Jail officials in late May reported six positive cases from inmates who staff members said were asymptomatic. But when lawyers interviewed five of the six, they said, the inmates said they had symptoms such as coughing, chills and a loss of sense of smell. Two who reported symptoms to jail employees said they were not isolated or quickly assessed.
Michael Montgomery tested positive for the coronavirus while incarcerated in late March and described the jail as “a breeding place” for the virus.
The medical isolation unit, he said during a news conference before the hearing, was “the nastiest cell you could be in: fumes from old food, feces, urine, mold, bugs, all while fighting covid.”
“If you’re not a strong person, you will lose your mind because of the situation and how they treat you,” said Montgomery, who was released about a month ago. “They treat you like you’re an animal.”
The judge pressed the county about such allegations of unsanitary conditions and concerns that the lockdown currently in place is “overly punitive.” Johnson, the associate county attorney, called the characterization “baseless” and said medical staffers would not place inmates in filthy cells.
McDonough, who observed the hearing via videoconference, said it is too soon to loosen restrictions because of concerns about a resurgence of the virus.
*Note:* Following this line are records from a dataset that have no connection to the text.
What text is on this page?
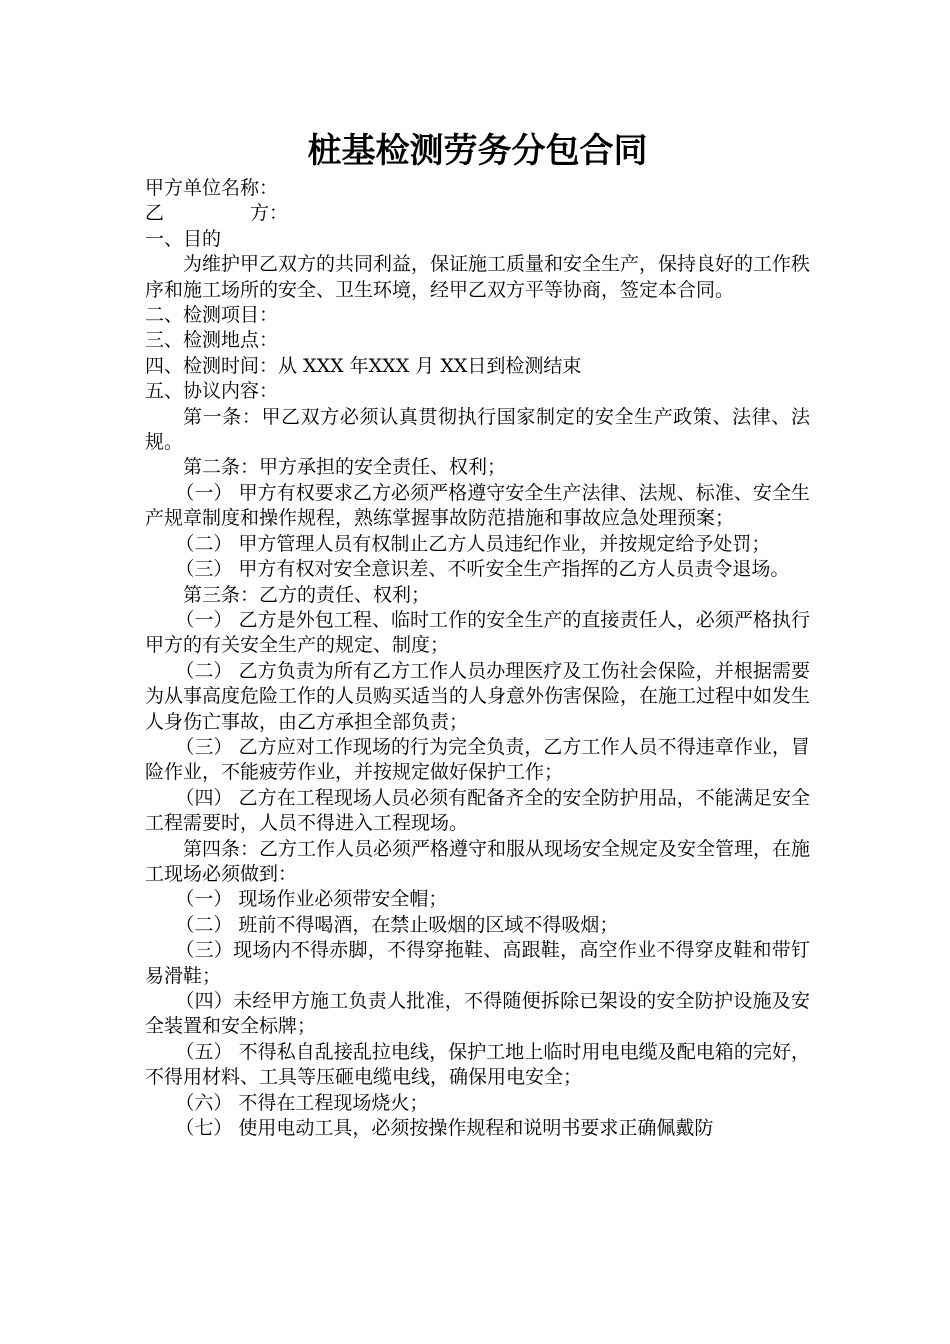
桩基检测劳务分包合同

甲方单位名称：

乙	方：

一、目的

为维护甲乙双方的共同利益，保证施工质量和安全生产，保持良好的工作秩序和施工场所的安全、卫生环境，经甲乙双方平等协商，签定本合同。

二、检测项目：

三、检测地点：

四、检测时间：从 XXX 年XXX 月 XX日到检测结束

五、协议内容：

第一条：甲乙双方必须认真贯彻执行国家制定的安全生产政策、法律、法规。

第二条：甲方承担的安全责任、权利；

（一） 甲方有权要求乙方必须严格遵守安全生产法律、法规、标准、安全生产规章制度和操作规程，熟练掌握事故防范措施和事故应急处理预案；

（二） 甲方管理人员有权制止乙方人员违纪作业，并按规定给予处罚；

（三） 甲方有权对安全意识差、不听安全生产指挥的乙方人员责令退场。

第三条：乙方的责任、权利；

（一） 乙方是外包工程、临时工作的安全生产的直接责任人，必须严格执行甲方的有关安全生产的规定、制度；

（二） 乙方负责为所有乙方工作人员办理医疗及工伤社会保险，并根据需要为从事高度危险工作的人员购买适当的人身意外伤害保险，在施工过程中如发生人身伤亡事故，由乙方承担全部负责；

（三） 乙方应对工作现场的行为完全负责，乙方工作人员不得违章作业，冒险作业，不能疲劳作业，并按规定做好保护工作；

（四） 乙方在工程现场人员必须有配备齐全的安全防护用品，不能满足安全工程需要时，人员不得进入工程现场。

第四条：乙方工作人员必须严格遵守和服从现场安全规定及安全管理，在施工现场必须做到：

（一） 现场作业必须带安全帽；

（二） 班前不得喝酒，在禁止吸烟的区域不得吸烟；

（三）现场内不得赤脚，不得穿拖鞋、高跟鞋，高空作业不得穿皮鞋和带钉易滑鞋；

（四）未经甲方施工负责人批准，不得随便拆除已架设的安全防护设施及安全装置和安全标牌；

（五） 不得私自乱接乱拉电线，保护工地上临时用电电缆及配电箱的完好，不得用材料、工具等压砸电缆电线，确保用电安全；

（六） 不得在工程现场烧火；

（七） 使用电动工具，必须按操作规程和说明书要求正确佩戴防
Under the current system, 10 inmates in each unit are allowed out of their cells for an hour at a time.
Even as the judge expressed “tremendous empathy” for the stories of individual inmates, she repeatedly raised doubts about the relevance of the recent declarations from inmates submitted by the civil rights group. The judge seemed to struggle with the idea of relying on a small number of anecdotes as evidence of widespread shortcomings at the jail.